Copa Libertadores: El RIVER del Muñeco ganó en la paternal y pasó a cuartos.

Volvió el River que juega y que raspa, que deja la vida. Y para eso volvió el toque de su entrenador, que rompió los esquemas y le agregó una fiereza necesaria contra un Argentinos que raspó tanto como en el Monumental. Con el ingreso de un Zuculini necesario, que le comió el hígado a Argentinos y que emuló a Ponzio en aquella noche épica del Mineirao saliendo a apretar la salida ajena en posición de nueve.

Romero fue la figura de un equipo sin puntos bajos. Que tuvo a un Suárez otra vez finísimo para el penúltimo toque para asistir al goleador. A una dupla de centrales que dejó la piel en cada pelota para empezar a afianzarse como zaga copera. Con los laterales atentos a las espaldas y rompiendo líneas. Con un De La Cruz al que no se le caen los anillos para el combate y un Carrascal que, aún con altibajos, necesitaba una noche así para ganar confianza más allá del golazo que le anuló -bien- el VAR. Y con un Franco Armani que nunca dejó de ser ese arquero que necesita cualquier equipo que quiera ganar la Copa Libertadores, que te salva cuando te salva cuando te tiene que salvar: Hauche, en el primer tiempo, fue su última víctima.

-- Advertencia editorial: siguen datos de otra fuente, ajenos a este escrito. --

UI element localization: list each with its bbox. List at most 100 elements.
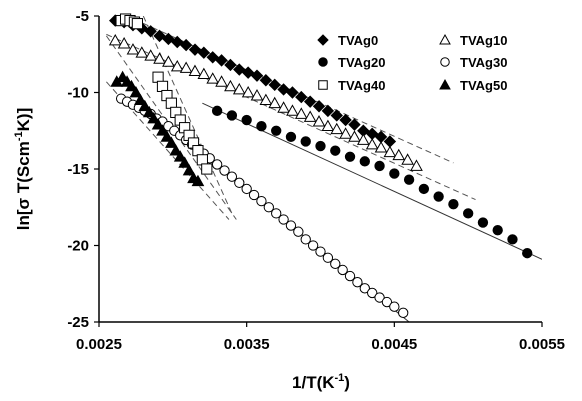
data-point (206, 51, 219, 64)
data-point (367, 287, 378, 299)
data-point (248, 189, 260, 201)
data-point (250, 89, 264, 101)
data-point (153, 52, 166, 64)
data-point (215, 54, 228, 67)
data-point (344, 151, 356, 162)
series-TVAg20 (211, 105, 533, 259)
data-point (151, 118, 165, 130)
data-point (219, 165, 230, 176)
data-point (129, 85, 143, 98)
y-tick-label: -15 (67, 161, 89, 178)
data-point (285, 220, 297, 231)
data-point (192, 145, 204, 157)
data-point (433, 191, 444, 202)
data-point (250, 69, 264, 82)
data-point (171, 35, 184, 49)
data-point (224, 58, 237, 72)
data-point (232, 82, 246, 95)
data-point (356, 133, 370, 145)
data-point (307, 240, 319, 251)
data-point (330, 258, 341, 270)
data-point (259, 93, 273, 106)
data-point (196, 154, 208, 166)
data-point (271, 125, 282, 136)
legend-marker (318, 57, 328, 67)
data-point (211, 159, 223, 170)
data-point (147, 111, 160, 124)
data-point (398, 307, 409, 318)
data-point (381, 296, 393, 308)
data-point (374, 160, 385, 172)
data-point (492, 225, 503, 236)
data-point (330, 122, 344, 135)
data-point (233, 63, 246, 76)
data-point (142, 105, 156, 118)
data-point (144, 25, 157, 38)
data-point (188, 64, 202, 76)
data-point (226, 110, 238, 121)
y-tick-label: -20 (67, 238, 89, 255)
data-point (374, 292, 385, 303)
data-point (277, 83, 290, 96)
data-point (197, 67, 211, 80)
data-point (300, 136, 311, 147)
data-point (152, 71, 164, 83)
legend-item-TVAg20: TVAg20 (318, 55, 385, 70)
data-point (211, 105, 223, 117)
data-point (206, 72, 220, 84)
data-point (389, 168, 400, 179)
data-point (359, 283, 370, 294)
data-point (300, 234, 311, 245)
data-point (359, 156, 370, 167)
data-point (268, 96, 282, 109)
x-tick-label: 0.0055 (519, 336, 565, 353)
data-point (403, 174, 415, 185)
data-point (133, 93, 147, 106)
data-point (162, 32, 175, 46)
legend-marker (318, 80, 328, 90)
data-point (241, 183, 252, 195)
data-point (125, 79, 138, 92)
legend-item-TVAg40: TVAg40 (318, 78, 385, 93)
data-point (201, 163, 213, 175)
data-point (295, 90, 308, 104)
data-point (286, 86, 299, 99)
data-point (303, 110, 317, 122)
x-tick-label: 0.0045 (371, 336, 417, 353)
legend-label: TVAg50 (460, 78, 507, 93)
data-point (285, 131, 297, 143)
data-point (389, 301, 400, 312)
data-point (315, 246, 326, 257)
data-point (144, 49, 158, 61)
data-point (401, 153, 414, 165)
data-point (241, 114, 252, 126)
legend-label: TVAg20 (338, 55, 385, 70)
data-point (339, 113, 352, 127)
data-point (173, 150, 187, 162)
data-point (188, 43, 202, 56)
data-point (322, 252, 334, 263)
legend-item-TVAg0: TVAg0 (317, 33, 378, 48)
y-tick-label: -10 (67, 85, 89, 102)
data-point (286, 104, 299, 116)
data-point (507, 234, 518, 245)
x-axis-title: 1/T(K-1) (292, 372, 350, 392)
data-point (303, 95, 317, 108)
legend-marker (439, 33, 451, 45)
data-point (162, 55, 175, 67)
axis-ticks: 0.0025 0.0035 0.0045 0.0055 -5 -10 -15 -20 -25 (67, 8, 565, 353)
data-point (191, 174, 205, 187)
legend-item-TVAg30: TVAg30 (440, 55, 507, 70)
data-point (169, 144, 183, 156)
data-point (126, 43, 140, 55)
data-point (182, 164, 196, 176)
legend-marker (440, 57, 450, 67)
data-point (293, 226, 304, 237)
data-point (256, 195, 267, 207)
data-point (348, 130, 361, 142)
data-point (348, 118, 361, 131)
legend-label: TVAg30 (460, 55, 507, 70)
data-point (321, 104, 335, 118)
data-point (321, 119, 335, 132)
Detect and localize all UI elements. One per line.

En definitiva, volvió River. Volvió un Gallardo que leyó el partido como nadie, incluido Milito: el ingreso de Zucu en la mitad de la cancha para tapar la salida y poblar la zona neurálgica del juego fue decisiva para que el Mariscal perdiera el duelo táctico por paliza. El plan de juego de Argentinos ya no sirvió desde el primer minuto y el técnico jamás pudo corregirlo: los pelotazos largos a Ávalos casi siempre terminaron en la nada y los poquitos ataques que pudo armar se diluyeron en una defensa y un medio que tejió una telaraña indeleble.

No iba a poder Bicho, de hecho, porque River era demasiado para un equipo que encima cometió errores carísimos en defensa. Se sabía, de memoria ya: River siempre depende de River. Si River está bien, los de enfrente no tendrán demasiado que hacer y por eso es el único argentino en cuartos de final de la Libertadores. Lo sabe más que nadie Atlético Mineiro y especialmente Nacho Fernández, el próximo rival.

Siempre dependió de River: si estaba siete puntos, dijo el Muñeco, podía hacer daño. Jugó bastantes puntos más, y Argentinos quedó más dañado de lo que podía esperar. Ahora habrá que ver quién lo para.